Abdoulaye Ndao's lab at UC San Diego has cracked a problem that has plagued microscopes, telescopes, and smartphone cameras for decades: the subtle blur caused by lens imperfections that distort light and degrade images. Using a combination of artificial intelligence and a meticulously engineered optical device no larger than a postage stamp, the team has developed a way to detect and correct these distortions from a single image—a breakthrough that could transform how advanced optical systems are built and used.
Blurry light from lens aberrations has long required multiple measurements, extra hardware, and complex calculations to address. This made optical correction systems bulky, slow, and difficult to integrate into compact devices. The UC San Diego approach sidesteps all of that. The team paired an artificially designed optical element—a metasurface made of tiny titanium dioxide nanopillars arranged on glass—with a deep neural network trained to read distortions instantly.

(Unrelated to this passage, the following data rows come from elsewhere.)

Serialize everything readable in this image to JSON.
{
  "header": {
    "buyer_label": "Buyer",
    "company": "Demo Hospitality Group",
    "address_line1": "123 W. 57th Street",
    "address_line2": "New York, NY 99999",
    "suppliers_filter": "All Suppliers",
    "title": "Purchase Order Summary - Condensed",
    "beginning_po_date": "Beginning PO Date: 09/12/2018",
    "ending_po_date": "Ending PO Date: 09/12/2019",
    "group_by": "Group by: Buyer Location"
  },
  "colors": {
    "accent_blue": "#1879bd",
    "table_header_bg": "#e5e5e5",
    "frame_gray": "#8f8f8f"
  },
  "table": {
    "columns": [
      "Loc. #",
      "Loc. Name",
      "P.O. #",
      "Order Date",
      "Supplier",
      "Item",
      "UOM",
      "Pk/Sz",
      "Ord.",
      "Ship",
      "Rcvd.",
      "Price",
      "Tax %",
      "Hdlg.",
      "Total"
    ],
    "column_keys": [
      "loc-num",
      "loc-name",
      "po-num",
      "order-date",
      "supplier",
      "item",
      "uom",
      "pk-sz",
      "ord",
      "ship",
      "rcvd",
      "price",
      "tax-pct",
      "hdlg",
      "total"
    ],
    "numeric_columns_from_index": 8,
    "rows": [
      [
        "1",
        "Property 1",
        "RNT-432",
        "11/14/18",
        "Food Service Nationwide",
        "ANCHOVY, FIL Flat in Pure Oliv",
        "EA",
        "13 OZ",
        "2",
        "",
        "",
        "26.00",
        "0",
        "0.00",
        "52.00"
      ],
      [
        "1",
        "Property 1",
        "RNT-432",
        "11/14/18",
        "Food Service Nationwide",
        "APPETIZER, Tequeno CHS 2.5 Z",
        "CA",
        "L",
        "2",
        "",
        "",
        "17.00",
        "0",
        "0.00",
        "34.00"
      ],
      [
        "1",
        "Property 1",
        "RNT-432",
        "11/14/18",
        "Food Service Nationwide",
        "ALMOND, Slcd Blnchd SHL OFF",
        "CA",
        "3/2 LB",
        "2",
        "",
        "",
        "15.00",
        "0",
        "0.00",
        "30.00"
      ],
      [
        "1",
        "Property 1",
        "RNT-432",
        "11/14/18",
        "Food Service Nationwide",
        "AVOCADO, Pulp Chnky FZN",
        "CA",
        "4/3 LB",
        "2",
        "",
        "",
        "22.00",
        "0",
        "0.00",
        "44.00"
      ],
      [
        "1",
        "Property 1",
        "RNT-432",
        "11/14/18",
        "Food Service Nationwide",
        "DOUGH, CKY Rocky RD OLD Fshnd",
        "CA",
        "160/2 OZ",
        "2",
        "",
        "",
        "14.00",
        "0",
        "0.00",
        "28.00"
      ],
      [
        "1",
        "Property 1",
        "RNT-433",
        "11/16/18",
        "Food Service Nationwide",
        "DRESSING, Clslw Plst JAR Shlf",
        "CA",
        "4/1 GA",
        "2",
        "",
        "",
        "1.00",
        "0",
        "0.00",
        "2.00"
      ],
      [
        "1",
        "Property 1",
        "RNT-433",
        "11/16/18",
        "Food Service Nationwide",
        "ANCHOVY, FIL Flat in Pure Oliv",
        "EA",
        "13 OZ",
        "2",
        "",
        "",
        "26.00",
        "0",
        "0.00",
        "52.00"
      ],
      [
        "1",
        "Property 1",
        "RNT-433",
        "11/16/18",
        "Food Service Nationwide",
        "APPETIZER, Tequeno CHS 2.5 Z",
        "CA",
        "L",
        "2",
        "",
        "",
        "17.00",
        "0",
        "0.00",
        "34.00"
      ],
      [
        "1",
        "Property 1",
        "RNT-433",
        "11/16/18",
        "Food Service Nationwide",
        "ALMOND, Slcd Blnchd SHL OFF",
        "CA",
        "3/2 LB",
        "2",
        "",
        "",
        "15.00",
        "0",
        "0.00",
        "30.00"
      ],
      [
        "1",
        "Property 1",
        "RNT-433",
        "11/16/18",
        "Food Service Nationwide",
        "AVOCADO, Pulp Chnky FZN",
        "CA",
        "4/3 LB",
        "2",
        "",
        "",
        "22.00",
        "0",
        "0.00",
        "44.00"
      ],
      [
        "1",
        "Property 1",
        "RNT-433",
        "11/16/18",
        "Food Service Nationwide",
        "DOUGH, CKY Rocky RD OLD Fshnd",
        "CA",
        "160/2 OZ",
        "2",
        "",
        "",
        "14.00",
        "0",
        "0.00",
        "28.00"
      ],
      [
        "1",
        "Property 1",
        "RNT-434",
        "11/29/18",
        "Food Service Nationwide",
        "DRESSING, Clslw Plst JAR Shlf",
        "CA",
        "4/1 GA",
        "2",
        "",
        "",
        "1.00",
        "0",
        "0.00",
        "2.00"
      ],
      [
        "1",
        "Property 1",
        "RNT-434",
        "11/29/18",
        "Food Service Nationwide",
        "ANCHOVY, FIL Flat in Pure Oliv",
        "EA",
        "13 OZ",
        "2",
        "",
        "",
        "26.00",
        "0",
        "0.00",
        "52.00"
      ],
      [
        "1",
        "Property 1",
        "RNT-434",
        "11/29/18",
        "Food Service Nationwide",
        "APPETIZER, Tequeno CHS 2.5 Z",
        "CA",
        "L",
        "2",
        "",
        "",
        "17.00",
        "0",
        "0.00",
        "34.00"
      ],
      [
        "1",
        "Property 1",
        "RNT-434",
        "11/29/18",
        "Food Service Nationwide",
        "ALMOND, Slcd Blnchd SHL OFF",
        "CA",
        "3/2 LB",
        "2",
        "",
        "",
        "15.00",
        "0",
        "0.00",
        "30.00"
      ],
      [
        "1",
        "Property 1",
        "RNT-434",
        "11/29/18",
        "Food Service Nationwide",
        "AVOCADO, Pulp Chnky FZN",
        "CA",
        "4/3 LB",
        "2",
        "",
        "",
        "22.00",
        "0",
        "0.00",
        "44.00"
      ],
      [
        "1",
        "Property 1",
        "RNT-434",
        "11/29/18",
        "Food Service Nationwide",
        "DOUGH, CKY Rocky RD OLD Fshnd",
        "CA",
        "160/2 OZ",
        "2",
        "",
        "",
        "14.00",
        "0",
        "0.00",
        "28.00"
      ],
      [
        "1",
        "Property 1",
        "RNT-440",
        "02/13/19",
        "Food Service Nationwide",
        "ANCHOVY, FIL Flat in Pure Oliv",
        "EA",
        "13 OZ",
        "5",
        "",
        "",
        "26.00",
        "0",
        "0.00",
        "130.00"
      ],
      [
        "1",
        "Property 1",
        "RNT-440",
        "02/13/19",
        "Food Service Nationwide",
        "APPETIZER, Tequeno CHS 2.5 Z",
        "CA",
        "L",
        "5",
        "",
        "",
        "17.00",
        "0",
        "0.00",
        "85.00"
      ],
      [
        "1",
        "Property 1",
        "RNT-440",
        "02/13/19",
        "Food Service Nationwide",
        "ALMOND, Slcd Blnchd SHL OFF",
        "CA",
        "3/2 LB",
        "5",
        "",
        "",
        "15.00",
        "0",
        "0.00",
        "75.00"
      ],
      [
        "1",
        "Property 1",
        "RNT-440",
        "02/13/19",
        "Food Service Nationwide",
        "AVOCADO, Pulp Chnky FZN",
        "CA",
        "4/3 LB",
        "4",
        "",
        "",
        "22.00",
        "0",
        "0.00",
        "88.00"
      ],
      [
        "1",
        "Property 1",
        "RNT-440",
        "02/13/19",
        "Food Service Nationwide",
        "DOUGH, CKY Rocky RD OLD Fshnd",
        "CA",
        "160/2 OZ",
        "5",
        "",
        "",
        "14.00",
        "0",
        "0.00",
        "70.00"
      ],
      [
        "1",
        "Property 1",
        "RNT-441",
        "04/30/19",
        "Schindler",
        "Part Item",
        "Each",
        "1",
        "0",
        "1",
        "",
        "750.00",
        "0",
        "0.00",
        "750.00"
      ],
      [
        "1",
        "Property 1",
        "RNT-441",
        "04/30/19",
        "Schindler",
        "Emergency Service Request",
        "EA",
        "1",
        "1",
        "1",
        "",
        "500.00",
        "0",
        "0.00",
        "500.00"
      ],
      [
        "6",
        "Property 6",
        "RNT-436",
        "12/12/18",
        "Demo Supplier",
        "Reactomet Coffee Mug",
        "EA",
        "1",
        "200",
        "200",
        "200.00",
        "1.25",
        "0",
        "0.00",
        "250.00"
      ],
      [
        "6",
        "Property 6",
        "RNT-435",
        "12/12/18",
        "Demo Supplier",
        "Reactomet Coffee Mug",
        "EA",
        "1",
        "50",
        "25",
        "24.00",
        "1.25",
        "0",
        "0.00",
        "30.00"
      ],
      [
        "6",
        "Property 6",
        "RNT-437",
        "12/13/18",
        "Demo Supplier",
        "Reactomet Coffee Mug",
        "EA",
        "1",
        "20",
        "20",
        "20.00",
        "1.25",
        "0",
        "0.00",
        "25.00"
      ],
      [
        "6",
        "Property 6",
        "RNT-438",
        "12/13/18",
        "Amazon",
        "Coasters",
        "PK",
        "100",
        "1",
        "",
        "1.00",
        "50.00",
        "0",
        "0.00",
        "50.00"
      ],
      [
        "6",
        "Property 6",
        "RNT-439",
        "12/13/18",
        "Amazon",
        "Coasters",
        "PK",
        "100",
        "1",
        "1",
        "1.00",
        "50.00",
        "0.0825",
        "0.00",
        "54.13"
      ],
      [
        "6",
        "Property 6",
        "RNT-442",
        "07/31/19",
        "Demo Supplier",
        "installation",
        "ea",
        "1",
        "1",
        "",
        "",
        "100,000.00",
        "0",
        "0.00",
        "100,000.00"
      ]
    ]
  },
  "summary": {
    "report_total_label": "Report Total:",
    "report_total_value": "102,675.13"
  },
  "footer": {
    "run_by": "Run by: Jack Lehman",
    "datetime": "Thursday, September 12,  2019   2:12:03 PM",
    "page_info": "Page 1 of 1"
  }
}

The result: the system can now identify aberrations from a single snapshot of the light pattern and automatically determine how to correct them.
"We used a combination of fundamental physics, nanofabrication and machine learning to make hidden distortions easier to detect and correct," said Ndao, an electrical and computer engineering faculty member in the Jacobs School of Engineering and affiliate of the Qualcomm Institute. "Our fast, robust solution is tiny and easy to integrate into different optical systems. The weight is almost nothing, because the size of the sample can be one by one centimeter and half a millimeter thick."
The work, co-led by Ph.D. students Sina Moayed Baharlou (also of Boston University) and Muhammad Waleed Khalid, wasn't theoretical. The researchers fabricated the optical components at UC San Diego's Nano3 cleanroom facility and tested the approach experimentally across multiple wavelengths, noisy conditions, and complicated beam shapes. They kept expanding the device's capabilities until it handled real-world complexity. The work was published in Nature Communications in May 2026.
What makes this approach genuinely scalable is its simplicity: no repeated calculations, no bulky apparatus, no need for multiple measurements. A single image is enough. The AI does the heavy lifting, trained to recognize the unique signature each type of distortion leaves on the light pattern. This shift from hardware-heavy correction to intelligent, single-shot detection could reshape how optical systems are designed and deployed.
The implications ripple across fields that depend on pristine imaging: biology and microscopy, where sharper images mean clearer views of cellular structures; astronomy, where correcting telescope distortions improves observations of distant objects; and precision manufacturing, where optical accuracy is critical. For each field, the promise is the same—faster systems, smaller devices, easier integration.
The patent-pending approach represents what Ndao calls a "scalable and practical foundation for real-time aberration correction for next-generation optical and photonic systems." A postage-stamp-sized device that weighs almost nothing, paired with machine learning, has turned an old problem into a solved one. The result is an optical system that sees more clearly—and does so instantly.